Baltimore will host the CIAA Men’s and Women’s Basketball Tournaments beginning in 2021, the conference announced today after news broke yesterday afternoon on HBCU Gameday.
Charm City beat out incumbent host city Charlotte and Norfolk for the right to host one of the nation’s most popular college sporting events, which in recent years has grossed an average of $50 million in economic impact for the Queen City and businesses in its metropolitan footprint.
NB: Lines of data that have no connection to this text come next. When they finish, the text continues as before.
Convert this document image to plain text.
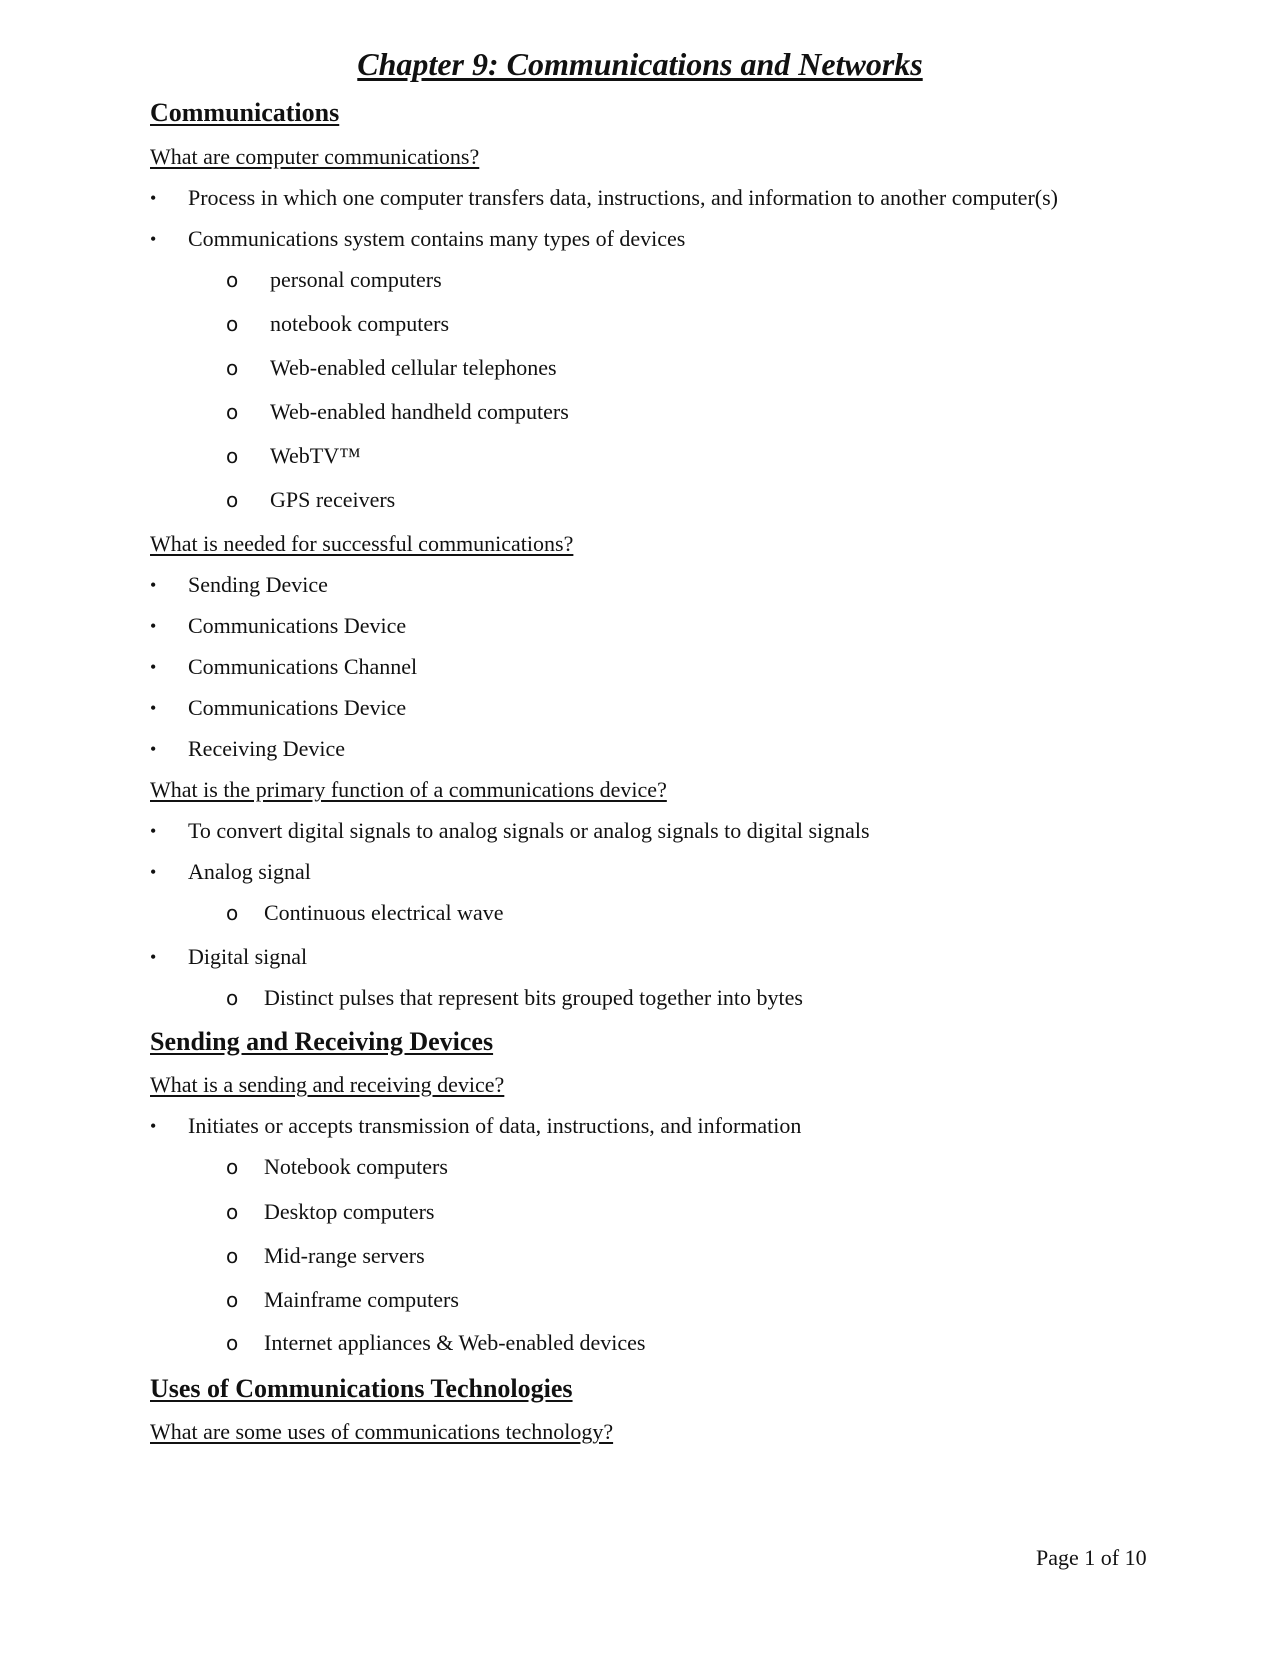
Chapter 9: Communications and Networks
Communications
What are computer communications?
•	Process in which one computer transfers data, instructions, and information to another computer(s)
•	Communications system contains many types of devices
o personal computers
o notebook computers
o Web-enabled cellular telephones
o Web-enabled handheld computers
o WebTV™
o GPS receivers
What is needed for successful communications?
•	Sending Device
•	Communications Device
•	Communications Channel
•	Communications Device
•	Receiving Device
What is the primary function of a communications device?
•	To convert digital signals to analog signals or analog signals to digital signals
•	Analog signal
o Continuous electrical wave
•	Digital signal
o Distinct pulses that represent bits grouped together into bytes
Sending and Receiving Devices
What is a sending and receiving device?
•	Initiates or accepts transmission of data, instructions, and information
o Notebook computers
o Desktop computers
o Mid-range servers
o Mainframe computers
o Internet appliances & Web-enabled devices
Uses of Communications Technologies
What are some uses of communications technology?
Page 1 of 10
“This is an exciting time for the CIAA as we have an opportunity to bring the basketball tournament to a new market, moving it closer to many of our northern institutions who have travelled to Charlotte for more than a decade,” said CIAA Commissioner Jacqie McWilliams. “We are incredibly thankful for our partnership between the CIAA, the City of Charlotte and the Charlotte Regional Visitors Authority (CRVA). Charlotte is still our home, we are still headquartered here. We have built life-long friendships with our partners and the community that goes beyond the tournament. We plan to continue this great relationship.”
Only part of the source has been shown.